Benny Gantz, que lutou com Netanyahu pelo empate em três eleições sucessivas e agora atua como ministro da defesa e primeiro-ministro suplente, deu os créditos a Netanyahu e a Trump.

“Estou certo de que o acordo terá muitas implicações positivas para o futuro de todo o Oriente Médio e para a posição de Israel no mundo e na região”, disse em um comunicado. “Apelo a outras nações árabes para promover as relações diplomáticas em acordos de paz adicionais.”

O Hamas, grupo militante que controla Gaza, denunciou imediatamente o acordo.

“O acordo americano-israelense-emirados é perigoso e equivale a uma recompensa gratuita pela ocupação israelense, por seus crimes e violações às custas do povo palestino”, disse Fawzi Barhoum, porta-voz do grupo, em um comunicado. “Isso vai encorajar Israel a perpetrar mais crimes e violações às custas de nosso povo e seus locais sagrados.”

Falando sob condição de anonimato por causa da fragilidade das relações nascentes com Israel, representantes dos Emirados disseramque esperar que Israel considere a suspensão da anexação apenas como uma “pausa”, mas que em termos práticos o acordo provavelmente adiaria a perspectiva de tal acontecer até depois da eleição presidencial nos EUA, que pode levar a um governo em Washington mais contrário à ideia e pode equivaler a um cancelamento por tempo indeterminado, argumentaram.

Eles insistiram que as medidas concretas para a normalização – incluindo a abertura de embaixadas – dependerão da suspensão contínua de quaisquer propostas de anexação. Essas promessas dos Emirados, entretanto, permanecem sujeitas a revisão potencial.

Em termos práticos, o acordo torna pública uma aliança de fato entre Israel e os Emirados. Isso há muito era um segredo aberto na região. Para os Emirados, o acordo não só reforça esse relacionamento, mas melhora a posição dos Emirados em Washington em um momento em que recebeu novas críticas por seu papel na guerra civil no Iêmen e por suas políticas agressivas na Líbia e outros lugares.

O fato de Trump ter anunciado o acordo antes de qualquer das outras partes sugere que a política dos EUA pode ter figurado de maneira proeminente na análise dos Emirados.

Para Israel, o acordo marca a primeira normalização pública das relações com uma das monarquias do Golfo Pérsico – um objetivo diplomático há muito procurado. Depois de garantir o reconhecimento de seus vizinhos Egito e Jordânia anos atrás, o reconhecimento das monarquias do Golfo Pérsico, ricas em petróleo, foi a maior peça que faltava para Israel no estabelecimento de relações normais com o mundo árabe.

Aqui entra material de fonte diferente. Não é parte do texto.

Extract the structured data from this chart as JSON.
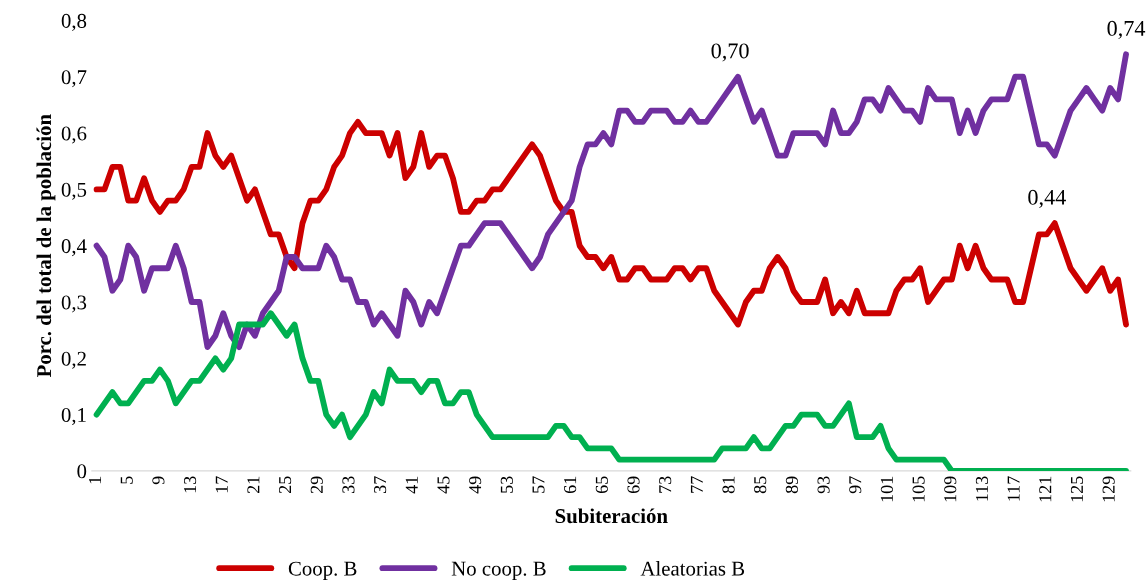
{
  "chart_data": {
    "type": "line",
    "xlabel": "Subiteración",
    "ylabel": "Porc. del total de la población",
    "categories": [
      "1",
      null,
      null,
      null,
      "5",
      null,
      null,
      null,
      "9",
      null,
      null,
      null,
      "13",
      null,
      null,
      null,
      "17",
      null,
      null,
      null,
      "21",
      null,
      null,
      null,
      "25",
      null,
      null,
      null,
      "29",
      null,
      null,
      null,
      "33",
      null,
      null,
      null,
      "37",
      null,
      null,
      null,
      "41",
      null,
      null,
      null,
      "45",
      null,
      null,
      null,
      "49",
      null,
      null,
      null,
      "53",
      null,
      null,
      null,
      "57",
      null,
      null,
      null,
      "61",
      null,
      null,
      null,
      "65",
      null,
      null,
      null,
      "69",
      null,
      null,
      null,
      "73",
      null,
      null,
      null,
      "77",
      null,
      null,
      null,
      "81",
      null,
      null,
      null,
      "85",
      null,
      null,
      null,
      "89",
      null,
      null,
      null,
      "93",
      null,
      null,
      null,
      "97",
      null,
      null,
      null,
      "101",
      null,
      null,
      null,
      "105",
      null,
      null,
      null,
      "109",
      null,
      null,
      null,
      "113",
      null,
      null,
      null,
      "117",
      null,
      null,
      null,
      "121",
      null,
      null,
      null,
      "125",
      null,
      null,
      null,
      "129",
      null,
      null
    ],
    "series": [
      {
        "name": "Coop. B",
        "color": "#cc0000",
        "values": [
          0.5,
          0.5,
          0.54,
          0.54,
          0.48,
          0.48,
          0.52,
          0.48,
          0.46,
          0.48,
          0.48,
          0.5,
          0.54,
          0.54,
          0.6,
          0.56,
          0.54,
          0.56,
          0.52,
          0.48,
          0.5,
          0.46,
          0.42,
          0.42,
          0.38,
          0.36,
          0.44,
          0.48,
          0.48,
          0.5,
          0.54,
          0.56,
          0.6,
          0.62,
          0.6,
          0.6,
          0.6,
          0.56,
          0.6,
          0.52,
          0.54,
          0.6,
          0.54,
          0.56,
          0.56,
          0.52,
          0.46,
          0.46,
          0.48,
          0.48,
          0.5,
          0.5,
          0.52,
          0.54,
          0.56,
          0.58,
          0.56,
          0.52,
          0.48,
          0.46,
          0.46,
          0.4,
          0.38,
          0.38,
          0.36,
          0.38,
          0.34,
          0.34,
          0.36,
          0.36,
          0.34,
          0.34,
          0.34,
          0.36,
          0.36,
          0.34,
          0.36,
          0.36,
          0.32,
          0.3,
          0.28,
          0.26,
          0.3,
          0.32,
          0.32,
          0.36,
          0.38,
          0.36,
          0.32,
          0.3,
          0.3,
          0.3,
          0.34,
          0.28,
          0.3,
          0.28,
          0.32,
          0.28,
          0.28,
          0.28,
          0.28,
          0.32,
          0.34,
          0.34,
          0.36,
          0.3,
          0.32,
          0.34,
          0.34,
          0.4,
          0.36,
          0.4,
          0.36,
          0.34,
          0.34,
          0.34,
          0.3,
          0.3,
          0.36,
          0.42,
          0.42,
          0.44,
          0.4,
          0.36,
          0.34,
          0.32,
          0.34,
          0.36,
          0.32,
          0.34,
          0.26
        ]
      },
      {
        "name": "No coop. B",
        "color": "#7030a0",
        "values": [
          0.4,
          0.38,
          0.32,
          0.34,
          0.4,
          0.38,
          0.32,
          0.36,
          0.36,
          0.36,
          0.4,
          0.36,
          0.3,
          0.3,
          0.22,
          0.24,
          0.28,
          0.24,
          0.22,
          0.26,
          0.24,
          0.28,
          0.3,
          0.32,
          0.38,
          0.38,
          0.36,
          0.36,
          0.36,
          0.4,
          0.38,
          0.34,
          0.34,
          0.3,
          0.3,
          0.26,
          0.28,
          0.26,
          0.24,
          0.32,
          0.3,
          0.26,
          0.3,
          0.28,
          0.32,
          0.36,
          0.4,
          0.4,
          0.42,
          0.44,
          0.44,
          0.44,
          0.42,
          0.4,
          0.38,
          0.36,
          0.38,
          0.42,
          0.44,
          0.46,
          0.48,
          0.54,
          0.58,
          0.58,
          0.6,
          0.58,
          0.64,
          0.64,
          0.62,
          0.62,
          0.64,
          0.64,
          0.64,
          0.62,
          0.62,
          0.64,
          0.62,
          0.62,
          0.64,
          0.66,
          0.68,
          0.7,
          0.66,
          0.62,
          0.64,
          0.6,
          0.56,
          0.56,
          0.6,
          0.6,
          0.6,
          0.6,
          0.58,
          0.64,
          0.6,
          0.6,
          0.62,
          0.66,
          0.66,
          0.64,
          0.68,
          0.66,
          0.64,
          0.64,
          0.62,
          0.68,
          0.66,
          0.66,
          0.66,
          0.6,
          0.64,
          0.6,
          0.64,
          0.66,
          0.66,
          0.66,
          0.7,
          0.7,
          0.64,
          0.58,
          0.58,
          0.56,
          0.6,
          0.64,
          0.66,
          0.68,
          0.66,
          0.64,
          0.68,
          0.66,
          0.74
        ]
      },
      {
        "name": "Aleatorias B",
        "color": "#00b050",
        "values": [
          0.1,
          0.12,
          0.14,
          0.12,
          0.12,
          0.14,
          0.16,
          0.16,
          0.18,
          0.16,
          0.12,
          0.14,
          0.16,
          0.16,
          0.18,
          0.2,
          0.18,
          0.2,
          0.26,
          0.26,
          0.26,
          0.26,
          0.28,
          0.26,
          0.24,
          0.26,
          0.2,
          0.16,
          0.16,
          0.1,
          0.08,
          0.1,
          0.06,
          0.08,
          0.1,
          0.14,
          0.12,
          0.18,
          0.16,
          0.16,
          0.16,
          0.14,
          0.16,
          0.16,
          0.12,
          0.12,
          0.14,
          0.14,
          0.1,
          0.08,
          0.06,
          0.06,
          0.06,
          0.06,
          0.06,
          0.06,
          0.06,
          0.06,
          0.08,
          0.08,
          0.06,
          0.06,
          0.04,
          0.04,
          0.04,
          0.04,
          0.02,
          0.02,
          0.02,
          0.02,
          0.02,
          0.02,
          0.02,
          0.02,
          0.02,
          0.02,
          0.02,
          0.02,
          0.02,
          0.04,
          0.04,
          0.04,
          0.04,
          0.06,
          0.04,
          0.04,
          0.06,
          0.08,
          0.08,
          0.1,
          0.1,
          0.1,
          0.08,
          0.08,
          0.1,
          0.12,
          0.06,
          0.06,
          0.06,
          0.08,
          0.04,
          0.02,
          0.02,
          0.02,
          0.02,
          0.02,
          0.02,
          0.02,
          0,
          0,
          0,
          0,
          0,
          0,
          0,
          0,
          0,
          0,
          0,
          0,
          0,
          0,
          0,
          0,
          0,
          0,
          0,
          0,
          0,
          0,
          0
        ]
      }
    ],
    "ylim": [
      0,
      0.8
    ],
    "yticks": [
      {
        "value": 0,
        "label": "0"
      },
      {
        "value": 0.1,
        "label": "0,1"
      },
      {
        "value": 0.2,
        "label": "0,2"
      },
      {
        "value": 0.3,
        "label": "0,3"
      },
      {
        "value": 0.4,
        "label": "0,4"
      },
      {
        "value": 0.5,
        "label": "0,5"
      },
      {
        "value": 0.6,
        "label": "0,6"
      },
      {
        "value": 0.7,
        "label": "0,7"
      },
      {
        "value": 0.8,
        "label": "0,8"
      }
    ],
    "annotations": [
      {
        "text": "0,70",
        "x": "81",
        "y": 0.7
      },
      {
        "text": "0,74",
        "y": 0.74
      },
      {
        "text": "0,44",
        "x": "121",
        "y": 0.44
      }
    ],
    "grid": false,
    "legend": "bottom",
    "marker": "none",
    "line_style": "solid"
  }
}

Diplomatas dos EUA envolvidos nos esforços para reiniciar as negociações de paz entre israelenses e palestinos dizem que os diplomatas israelenses frequentemente buscaram a normalização das relações com os reinos do Golfo Pérsico como parte do processo.

Nos últimos meses, Israel e EUA havia colaborado secretamente no combate ao coronavírus, quando o Mossad, o serviço de inteligência israelense, discretamente adquiriu dos Estados do Golfo alguns equipamentos que Israel precisava para combater o coronavírus.

A ideia inicial do acordo remonta ao início de junho, quando Yousef al-Otaiba, o embaixador dos Emirados Árabes nos EUA, que trabalhou em estreita colaboração com o governo Trump, escreveu um artigo no popular jornal “Yediot Ahronot”, de Israel, em hebraico, apelando diretamente aos israelenses para dissuadir Netanyahu de cumprir sua promessa de anexar os territórios ocupados.

“É impossível anexar – e continuar a esperar um bom relacionamento com o mundo árabe”, declarou a manchete no jornal.

“A anexação irá definitivamente, e imediatamente, reverter todas as aspirações israelenses por segurança aprimorada, laços econômicos e culturais com o mundo árabe e os Emirados Árabes Unidos”, escreveu al-Otaiba na época.

O governo Trump, os israelenses e os Emirasos, então, essencialmente “viraram essa ideia de cabeça para baixo”, disse Martin S. Indyk, que serviu como enviado especial para as negociações israelense-palestinas no governo de Barack Obama. “Eles exploraram a ideia de que, se não houvesse anexação, poderia haver normalização”, disse Indyk, “e em vez do presidente Trump legitimar a anexação”, que se tornou tensa e complicada, “obtendo um compromisso de Israel para impedir a anexação retorno para normalização.”